Within the first few weeks of government, before the House was even called back in session and before you had the honour of occupying that chair, Mr. Speaker, that $10-billion commitment was already $20 billion. If we read the papers, as many members of the House did, a week or so ago, we now see the finance minister hedging perhaps two years of $25-billion deficits. Did Canadians vote for that? Did Canadians vote for the first two moves of the new government to go from a probably improper $20-billion deficit commitment to a $50-billion deficit commitment?
The new government's first act in this place was to raise taxes on Canadians, a tax increase that Liberals told Canadians would be revenue neutral. That is yet another promise that appeased people during the election campaign but was not met and has already been abandoned. Ironically, it was the C.D. Howe Institute, a think tank that the finance minister once chaired, that said that these tax increases would not be revenue neutral for a variety of reasons.
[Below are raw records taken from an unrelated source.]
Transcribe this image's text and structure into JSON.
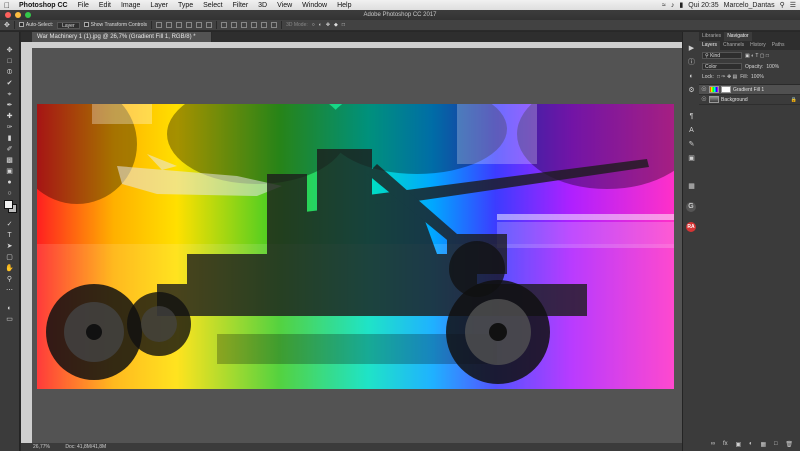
{
  "menubar": {
    "app_name": "Photoshop CC",
    "items": [
      "File",
      "Edit",
      "Image",
      "Layer",
      "Type",
      "Select",
      "Filter",
      "3D",
      "View",
      "Window",
      "Help"
    ],
    "clock": "Qui 20:35",
    "user": "Marcelo_Dantas"
  },
  "window": {
    "title": "Adobe Photoshop CC 2017"
  },
  "options_bar": {
    "auto_select_label": "Auto-Select:",
    "auto_select_value": "Layer",
    "transform_controls_label": "Show Transform Controls",
    "mode_label": "3D Mode:"
  },
  "document": {
    "tab_title": "War Machinery 1 (1).jpg @ 26,7% (Gradient Fill 1, RGB/8) *",
    "zoom": "26,77%",
    "doc_size": "Doc: 41,8M/41,8M"
  },
  "panels": {
    "top_tabs": [
      "Libraries",
      "Navigator"
    ],
    "layer_tabs": [
      "Layers",
      "Channels",
      "History",
      "Paths"
    ],
    "filter_kind": "Kind",
    "blend_mode": "Color",
    "opacity_label": "Opacity:",
    "opacity_value": "100%",
    "lock_label": "Lock:",
    "fill_label": "Fill:",
    "fill_value": "100%",
    "layers": [
      {
        "name": "Gradient Fill 1",
        "selected": true
      },
      {
        "name": "Background",
        "locked": true
      }
    ]
  },
  "dock_icons": [
    "play-icon",
    "info-icon",
    "adjustments-icon",
    "paragraph-icon",
    "character-icon",
    "brush-icon",
    "glyph-icon",
    "libraries-G-icon",
    "avatar-RA"
  ],
  "colors": {
    "foreground": "#f0f0f0",
    "background": "#bdbdbd",
    "avatar": "#d63434"
  }
}
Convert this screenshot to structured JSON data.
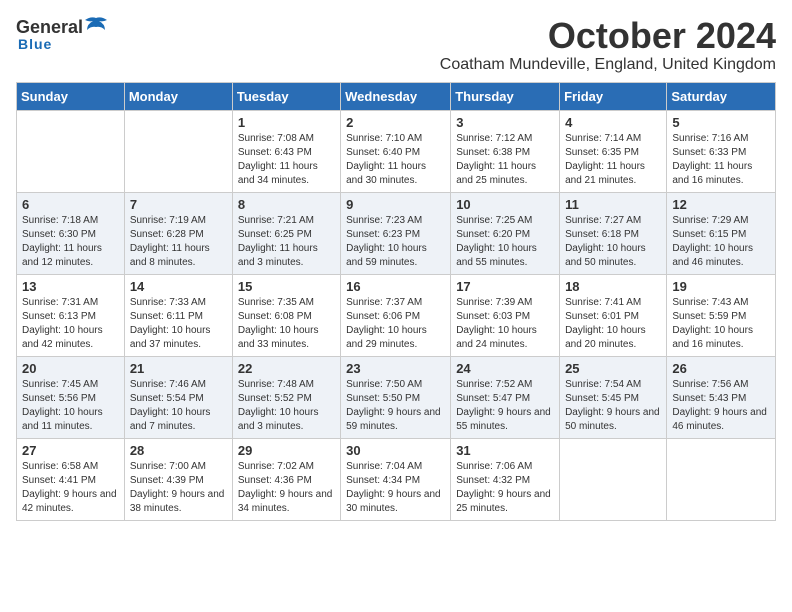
{
  "logo": {
    "general": "General",
    "blue": "Blue"
  },
  "header": {
    "month": "October 2024",
    "location": "Coatham Mundeville, England, United Kingdom"
  },
  "days_of_week": [
    "Sunday",
    "Monday",
    "Tuesday",
    "Wednesday",
    "Thursday",
    "Friday",
    "Saturday"
  ],
  "weeks": [
    [
      {
        "day": "",
        "info": ""
      },
      {
        "day": "",
        "info": ""
      },
      {
        "day": "1",
        "info": "Sunrise: 7:08 AM\nSunset: 6:43 PM\nDaylight: 11 hours and 34 minutes."
      },
      {
        "day": "2",
        "info": "Sunrise: 7:10 AM\nSunset: 6:40 PM\nDaylight: 11 hours and 30 minutes."
      },
      {
        "day": "3",
        "info": "Sunrise: 7:12 AM\nSunset: 6:38 PM\nDaylight: 11 hours and 25 minutes."
      },
      {
        "day": "4",
        "info": "Sunrise: 7:14 AM\nSunset: 6:35 PM\nDaylight: 11 hours and 21 minutes."
      },
      {
        "day": "5",
        "info": "Sunrise: 7:16 AM\nSunset: 6:33 PM\nDaylight: 11 hours and 16 minutes."
      }
    ],
    [
      {
        "day": "6",
        "info": "Sunrise: 7:18 AM\nSunset: 6:30 PM\nDaylight: 11 hours and 12 minutes."
      },
      {
        "day": "7",
        "info": "Sunrise: 7:19 AM\nSunset: 6:28 PM\nDaylight: 11 hours and 8 minutes."
      },
      {
        "day": "8",
        "info": "Sunrise: 7:21 AM\nSunset: 6:25 PM\nDaylight: 11 hours and 3 minutes."
      },
      {
        "day": "9",
        "info": "Sunrise: 7:23 AM\nSunset: 6:23 PM\nDaylight: 10 hours and 59 minutes."
      },
      {
        "day": "10",
        "info": "Sunrise: 7:25 AM\nSunset: 6:20 PM\nDaylight: 10 hours and 55 minutes."
      },
      {
        "day": "11",
        "info": "Sunrise: 7:27 AM\nSunset: 6:18 PM\nDaylight: 10 hours and 50 minutes."
      },
      {
        "day": "12",
        "info": "Sunrise: 7:29 AM\nSunset: 6:15 PM\nDaylight: 10 hours and 46 minutes."
      }
    ],
    [
      {
        "day": "13",
        "info": "Sunrise: 7:31 AM\nSunset: 6:13 PM\nDaylight: 10 hours and 42 minutes."
      },
      {
        "day": "14",
        "info": "Sunrise: 7:33 AM\nSunset: 6:11 PM\nDaylight: 10 hours and 37 minutes."
      },
      {
        "day": "15",
        "info": "Sunrise: 7:35 AM\nSunset: 6:08 PM\nDaylight: 10 hours and 33 minutes."
      },
      {
        "day": "16",
        "info": "Sunrise: 7:37 AM\nSunset: 6:06 PM\nDaylight: 10 hours and 29 minutes."
      },
      {
        "day": "17",
        "info": "Sunrise: 7:39 AM\nSunset: 6:03 PM\nDaylight: 10 hours and 24 minutes."
      },
      {
        "day": "18",
        "info": "Sunrise: 7:41 AM\nSunset: 6:01 PM\nDaylight: 10 hours and 20 minutes."
      },
      {
        "day": "19",
        "info": "Sunrise: 7:43 AM\nSunset: 5:59 PM\nDaylight: 10 hours and 16 minutes."
      }
    ],
    [
      {
        "day": "20",
        "info": "Sunrise: 7:45 AM\nSunset: 5:56 PM\nDaylight: 10 hours and 11 minutes."
      },
      {
        "day": "21",
        "info": "Sunrise: 7:46 AM\nSunset: 5:54 PM\nDaylight: 10 hours and 7 minutes."
      },
      {
        "day": "22",
        "info": "Sunrise: 7:48 AM\nSunset: 5:52 PM\nDaylight: 10 hours and 3 minutes."
      },
      {
        "day": "23",
        "info": "Sunrise: 7:50 AM\nSunset: 5:50 PM\nDaylight: 9 hours and 59 minutes."
      },
      {
        "day": "24",
        "info": "Sunrise: 7:52 AM\nSunset: 5:47 PM\nDaylight: 9 hours and 55 minutes."
      },
      {
        "day": "25",
        "info": "Sunrise: 7:54 AM\nSunset: 5:45 PM\nDaylight: 9 hours and 50 minutes."
      },
      {
        "day": "26",
        "info": "Sunrise: 7:56 AM\nSunset: 5:43 PM\nDaylight: 9 hours and 46 minutes."
      }
    ],
    [
      {
        "day": "27",
        "info": "Sunrise: 6:58 AM\nSunset: 4:41 PM\nDaylight: 9 hours and 42 minutes."
      },
      {
        "day": "28",
        "info": "Sunrise: 7:00 AM\nSunset: 4:39 PM\nDaylight: 9 hours and 38 minutes."
      },
      {
        "day": "29",
        "info": "Sunrise: 7:02 AM\nSunset: 4:36 PM\nDaylight: 9 hours and 34 minutes."
      },
      {
        "day": "30",
        "info": "Sunrise: 7:04 AM\nSunset: 4:34 PM\nDaylight: 9 hours and 30 minutes."
      },
      {
        "day": "31",
        "info": "Sunrise: 7:06 AM\nSunset: 4:32 PM\nDaylight: 9 hours and 25 minutes."
      },
      {
        "day": "",
        "info": ""
      },
      {
        "day": "",
        "info": ""
      }
    ]
  ]
}
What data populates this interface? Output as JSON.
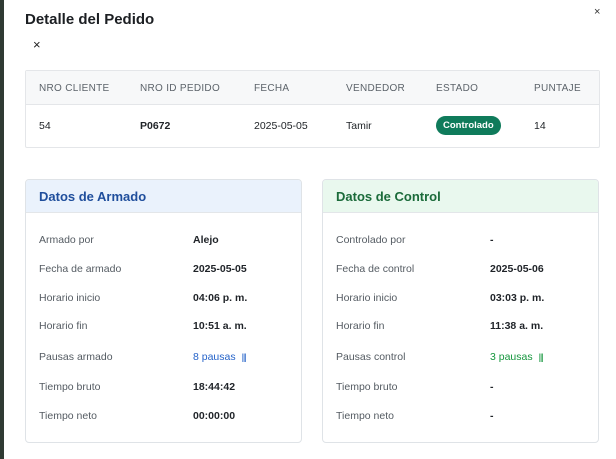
{
  "modal": {
    "title": "Detalle del Pedido",
    "close_top": "×",
    "close_sub": "×"
  },
  "summary": {
    "headers": [
      "NRO CLIENTE",
      "NRO ID PEDIDO",
      "FECHA",
      "VENDEDOR",
      "ESTADO",
      "PUNTAJE"
    ],
    "row": {
      "cliente": "54",
      "pedido": "P0672",
      "fecha": "2025-05-05",
      "vendedor": "Tamir",
      "estado": "Controlado",
      "puntaje": "14"
    },
    "estado_color": "#0f7b5b"
  },
  "armado": {
    "title": "Datos de Armado",
    "accent": "#1f4e9c",
    "rows": [
      {
        "label": "Armado por",
        "value": "Alejo"
      },
      {
        "label": "Fecha de armado",
        "value": "2025-05-05"
      },
      {
        "label": "Horario inicio",
        "value": "04:06 p. m."
      },
      {
        "label": "Horario fin",
        "value": "10:51 a. m."
      },
      {
        "label": "Pausas armado",
        "value": "8 pausas"
      },
      {
        "label": "Tiempo bruto",
        "value": "18:44:42"
      },
      {
        "label": "Tiempo neto",
        "value": "00:00:00"
      }
    ]
  },
  "control": {
    "title": "Datos de Control",
    "accent": "#1b6b3a",
    "rows": [
      {
        "label": "Controlado por",
        "value": "-"
      },
      {
        "label": "Fecha de control",
        "value": "2025-05-06"
      },
      {
        "label": "Horario inicio",
        "value": "03:03 p. m."
      },
      {
        "label": "Horario fin",
        "value": "11:38 a. m."
      },
      {
        "label": "Pausas control",
        "value": "3 pausas"
      },
      {
        "label": "Tiempo bruto",
        "value": "-"
      },
      {
        "label": "Tiempo neto",
        "value": "-"
      }
    ]
  },
  "icons": {
    "pause_icon": "pause-bars-icon",
    "close_icon": "close-icon"
  }
}
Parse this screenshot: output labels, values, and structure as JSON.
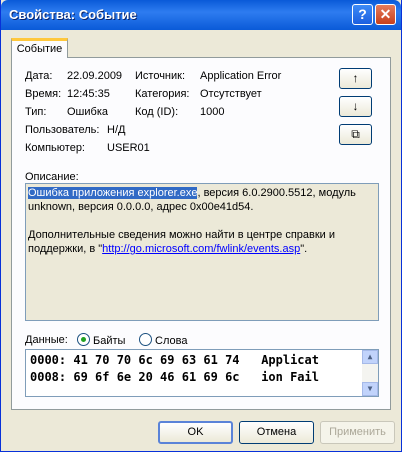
{
  "window": {
    "title": "Свойства: Событие",
    "help_glyph": "?",
    "close_glyph": "✕"
  },
  "tab": {
    "label": "Событие"
  },
  "fields": {
    "date_label": "Дата:",
    "date_value": "22.09.2009",
    "time_label": "Время:",
    "time_value": "12:45:35",
    "type_label": "Тип:",
    "type_value": "Ошибка",
    "user_label": "Пользователь:",
    "user_value": "Н/Д",
    "computer_label": "Компьютер:",
    "computer_value": "USER01",
    "source_label": "Источник:",
    "source_value": "Application Error",
    "category_label": "Категория:",
    "category_value": "Отсутствует",
    "eventid_label": "Код (ID):",
    "eventid_value": "1000"
  },
  "side_buttons": {
    "up": "↑",
    "down": "↓",
    "copy": "⧉"
  },
  "description": {
    "label": "Описание:",
    "highlight": "Ошибка приложения explorer.exe",
    "rest_line1": ", версия 6.0.2900.5512, модуль unknown, версия 0.0.0.0, адрес 0x00e41d54.",
    "para2": "Дополнительные сведения можно найти в центре справки и поддержки, в \"",
    "link": "http://go.microsoft.com/fwlink/events.asp",
    "para2_end": "\"."
  },
  "data_section": {
    "label": "Данные:",
    "bytes_label": "Байты",
    "words_label": "Слова",
    "selected": "Байты",
    "lines": [
      "0000: 41 70 70 6c 69 63 61 74   Applicat",
      "0008: 69 6f 6e 20 46 61 69 6c   ion Fail"
    ]
  },
  "buttons": {
    "ok": "OK",
    "cancel": "Отмена",
    "apply": "Применить"
  }
}
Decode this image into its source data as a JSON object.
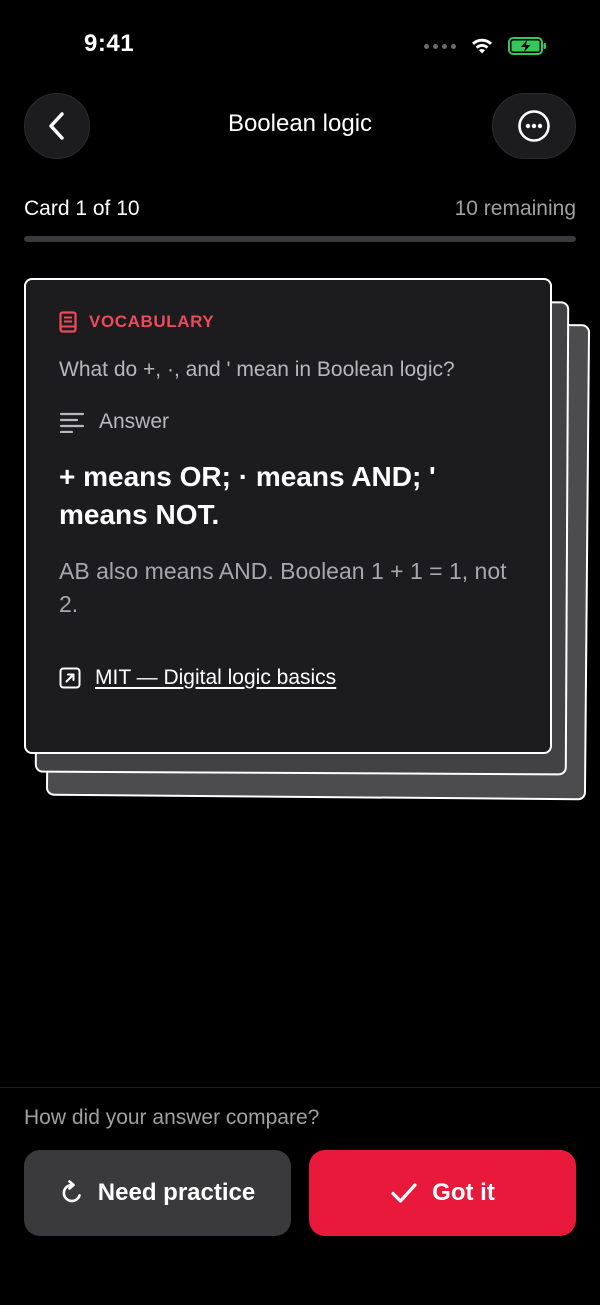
{
  "status_bar": {
    "time": "9:41"
  },
  "header": {
    "title": "Boolean logic",
    "back_icon": "chevron-left-icon",
    "more_icon": "more-horizontal-icon"
  },
  "progress": {
    "current_label": "Card 1 of 10",
    "remaining_label": "10 remaining",
    "fraction_complete": 0
  },
  "card": {
    "tag": "VOCABULARY",
    "tag_icon": "book-icon",
    "question": "What do +, ·, and ' mean in Boolean logic?",
    "answer_label": "Answer",
    "answer_icon": "text-lines-icon",
    "answer_main": "+ means OR; · means AND; ' means NOT.",
    "answer_note": "AB also means AND. Boolean 1 + 1 = 1, not 2.",
    "source_link": "MIT — Digital logic basics",
    "source_icon": "external-link-icon"
  },
  "feedback": {
    "prompt": "How did your answer compare?",
    "need_practice_label": "Need practice",
    "need_practice_icon": "refresh-icon",
    "got_it_label": "Got it",
    "got_it_icon": "checkmark-icon"
  },
  "colors": {
    "accent_red": "#e8193a",
    "tag_red": "#ee4a5a",
    "battery_green": "#34c759"
  }
}
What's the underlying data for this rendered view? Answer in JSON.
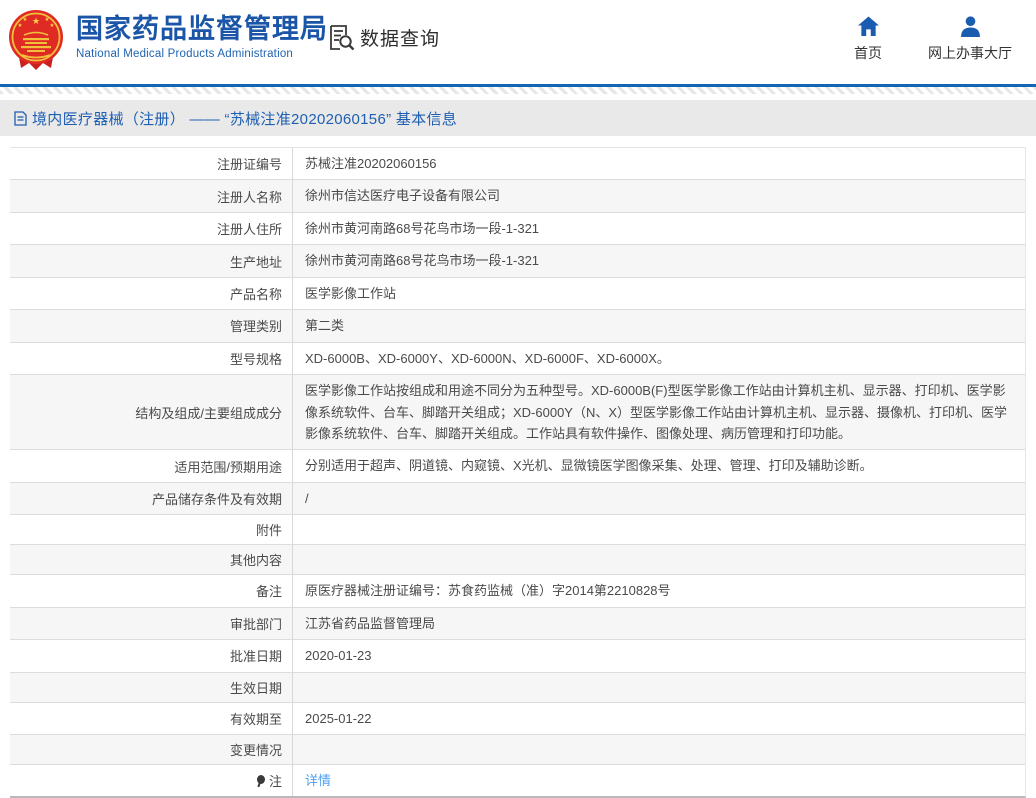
{
  "header": {
    "logo": {
      "title": "国家药品监督管理局",
      "subtitle": "National Medical Products Administration",
      "emblem_icon": "china-national-emblem",
      "title_color": "#1b55a7"
    },
    "data_query": {
      "label": "数据查询",
      "icon": "document-search-icon"
    },
    "nav": [
      {
        "label": "首页",
        "icon": "home-icon"
      },
      {
        "label": "网上办事大厅",
        "icon": "user-icon"
      }
    ],
    "accent_color": "#1565b5"
  },
  "breadcrumb": {
    "icon": "document-icon",
    "text": "境内医疗器械（注册） —— “苏械注准20202060156” 基本信息",
    "text_color": "#1e5fb2"
  },
  "table": {
    "link_color": "#4f9ff0",
    "rows": [
      {
        "label": "注册证编号",
        "value": "苏械注准20202060156"
      },
      {
        "label": "注册人名称",
        "value": "徐州市信达医疗电子设备有限公司"
      },
      {
        "label": "注册人住所",
        "value": "徐州市黄河南路68号花鸟市场一段-1-321"
      },
      {
        "label": "生产地址",
        "value": "徐州市黄河南路68号花鸟市场一段-1-321"
      },
      {
        "label": "产品名称",
        "value": "医学影像工作站"
      },
      {
        "label": "管理类别",
        "value": "第二类"
      },
      {
        "label": "型号规格",
        "value": "XD-6000B、XD-6000Y、XD-6000N、XD-6000F、XD-6000X。"
      },
      {
        "label": "结构及组成/主要组成成分",
        "value": "医学影像工作站按组成和用途不同分为五种型号。XD-6000B(F)型医学影像工作站由计算机主机、显示器、打印机、医学影像系统软件、台车、脚踏开关组成；XD-6000Y（N、X）型医学影像工作站由计算机主机、显示器、摄像机、打印机、医学影像系统软件、台车、脚踏开关组成。工作站具有软件操作、图像处理、病历管理和打印功能。",
        "tall": true
      },
      {
        "label": "适用范围/预期用途",
        "value": "分别适用于超声、阴道镜、内窥镜、X光机、显微镜医学图像采集、处理、管理、打印及辅助诊断。"
      },
      {
        "label": "产品储存条件及有效期",
        "value": "/"
      },
      {
        "label": "附件",
        "value": ""
      },
      {
        "label": "其他内容",
        "value": ""
      },
      {
        "label": "备注",
        "value": "原医疗器械注册证编号：苏食药监械（准）字2014第2210828号"
      },
      {
        "label": "审批部门",
        "value": "江苏省药品监督管理局"
      },
      {
        "label": "批准日期",
        "value": "2020-01-23"
      },
      {
        "label": "生效日期",
        "value": ""
      },
      {
        "label": "有效期至",
        "value": "2025-01-22"
      },
      {
        "label": "变更情况",
        "value": ""
      },
      {
        "label": "注",
        "value": "详情",
        "value_is_link": true,
        "label_icon": "balloon-note-icon"
      }
    ]
  }
}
From a public policy standpoint, those in the higher tax brackets are more mobile, so there could be a risk of driving more people out of Canada, out of our system of taxation.
I was reading just this morning in The Globe and Mail the great column by Konrad Yakabuski, who identified this tax increase as a risk to a lot of the tech entrepreneurs and growing sectors, as well as the fact they are going to treat stock options as income, which is another thing. Compounded with the fact that our dollar is going down, the government seems to be set on driving talent out of this country at a time when a lot of people are looking for an economic plan that is far more than a Keynesian tax-and-spend approach, with no strategic direction and at a time when it is actually hampering the increased revenues that are possible if we could get our resources to tidewater with energy east. There was a debate in the House last week when the Prime Minister seemed to be putting in place a system and series of consultations and reviews that would essentially mean that capital leaves Canada because of the uncertainty of our business climate.
It is with sadness that I rise today to say that Bill C-2 confirms the nickname of the Liberals as the tax-and-spenders of Canada. I certainly hope that subsequent bills start showing some real direction for the Canada of the future.